The generated gRPC stubs (src/throttlekit/_generated/) are build artifacts — git-ignored, regenerated by gen_proto.py, and produced at build time by a hatchling hook so they ship in the wheel (you don't commit them).

Running the conformance suites

  • RedisBackend conformance needs a reachable Redis: it uses THROTTLEKIT_REDIS_URL or the project default redis://localhost:6380, and skips cleanly when neither is up.

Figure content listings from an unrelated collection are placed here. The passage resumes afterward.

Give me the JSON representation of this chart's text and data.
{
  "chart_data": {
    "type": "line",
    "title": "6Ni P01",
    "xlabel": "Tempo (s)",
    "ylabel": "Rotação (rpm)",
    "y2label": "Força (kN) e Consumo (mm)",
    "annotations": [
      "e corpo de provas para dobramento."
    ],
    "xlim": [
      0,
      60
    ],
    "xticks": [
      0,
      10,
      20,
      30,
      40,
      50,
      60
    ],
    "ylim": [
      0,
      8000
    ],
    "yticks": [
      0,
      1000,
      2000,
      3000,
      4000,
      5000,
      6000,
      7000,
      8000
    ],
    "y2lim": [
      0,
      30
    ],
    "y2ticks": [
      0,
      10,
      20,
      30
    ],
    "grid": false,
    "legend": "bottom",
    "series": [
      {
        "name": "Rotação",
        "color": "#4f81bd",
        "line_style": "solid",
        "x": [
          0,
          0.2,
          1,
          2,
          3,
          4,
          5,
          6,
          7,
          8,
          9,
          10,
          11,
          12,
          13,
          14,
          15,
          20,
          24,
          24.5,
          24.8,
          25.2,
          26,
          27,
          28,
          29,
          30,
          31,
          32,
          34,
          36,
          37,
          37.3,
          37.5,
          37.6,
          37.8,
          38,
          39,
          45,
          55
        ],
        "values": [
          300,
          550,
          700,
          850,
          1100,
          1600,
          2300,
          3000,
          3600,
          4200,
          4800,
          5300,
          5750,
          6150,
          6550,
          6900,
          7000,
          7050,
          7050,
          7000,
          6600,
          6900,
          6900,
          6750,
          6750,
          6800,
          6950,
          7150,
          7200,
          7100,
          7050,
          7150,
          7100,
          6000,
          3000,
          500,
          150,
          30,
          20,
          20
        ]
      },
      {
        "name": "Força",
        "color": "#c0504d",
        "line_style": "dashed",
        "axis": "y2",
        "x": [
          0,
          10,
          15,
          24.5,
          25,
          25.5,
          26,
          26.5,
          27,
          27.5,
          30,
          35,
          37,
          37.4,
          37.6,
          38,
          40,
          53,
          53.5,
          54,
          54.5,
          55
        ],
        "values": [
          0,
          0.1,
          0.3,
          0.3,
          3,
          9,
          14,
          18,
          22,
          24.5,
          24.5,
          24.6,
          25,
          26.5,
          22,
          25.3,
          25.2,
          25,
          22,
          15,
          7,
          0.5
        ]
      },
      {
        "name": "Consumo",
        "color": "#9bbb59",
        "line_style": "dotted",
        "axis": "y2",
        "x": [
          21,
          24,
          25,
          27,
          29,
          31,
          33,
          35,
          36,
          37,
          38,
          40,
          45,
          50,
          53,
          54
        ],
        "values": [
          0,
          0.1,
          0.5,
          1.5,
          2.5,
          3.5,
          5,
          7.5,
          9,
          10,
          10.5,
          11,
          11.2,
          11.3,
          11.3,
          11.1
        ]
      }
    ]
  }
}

    docker run -d --name tk-redis-6380 -p 6380:6379 redis:7-alpine
  • ServiceBackend integration needs node on PATH and a built server. Point THROTTLEKIT_REPO at your local core checkout (it defaults to ../GreenfeildProject), then build the server once:

    ( cd "$THROTTLEKIT_REPO/server" && npm ci && npm run build )
    pytest -m integration

Both integration suites are skipped (not failed) when their backend isn't available, so a bare pytest is always green.

Continuous integration

.github/workflows/ci.yml runs on every push and PR:

  • Lint & formatruff check + ruff format --check (one run; ruff's target version is pinned).
  • Types & tests (py 3.10 / 3.11 / 3.12 / 3.13)mypy --python-version + pytest across the matrix, with a Redis service container so the cross-language test_redis_backend.py vector replay runs on every version (not just locally). The pure-Python test_lease_spender.py lease-vector replay runs here too (it needs no backend).
  • Contract drift-gate — a standalone, pure-Python pytest tests/test_contract.py, so vendored-contract drift is its own blocking red check (no gRPC / Redis / Node needed) — it covers the vendored proto (now incl. the Fleet/Monitor services), the rateLimit and lease golden vectors, and the runtime Lua checksums.
  • Build hook & wheel import — builds the real wheel, asserts the generated gRPC stubs are inside it (scripts/check_wheel_stubs.py), and imports both doors from a clean install — catching stub-packaging regressions on every PR.

Releasing

Releases are tag-driven and publish to PyPI via trusted publishing (OIDC) — no long-lived API token. Push a vX.Y.Z tag and release.yml builds + smoke-tests the wheel, publishes over OIDC (skip-existing), and cuts the GitHub Release from the CHANGELOG. The full procedure — including the one-time PyPI trusted-publisher setup — is in RELEASING.md.

See also

  • The axes — the client surface these suites exercise.
  • The core's Polyglot & Python wiki page — the design from the Node side.
  • research/polyglot/ — the design + decision records for the whole polyglot arc.
  • The cross-repo battle test — a multi-process distributed workload that drives every axis through both backends against a real Redis-backed 3-server fleet (distributed cap exactness, the windowCoupled overshoot bound, crash-reclaim, heartbeat, one-oracle/two-door state sharing); the committed logs/ hold a green 11/11 run.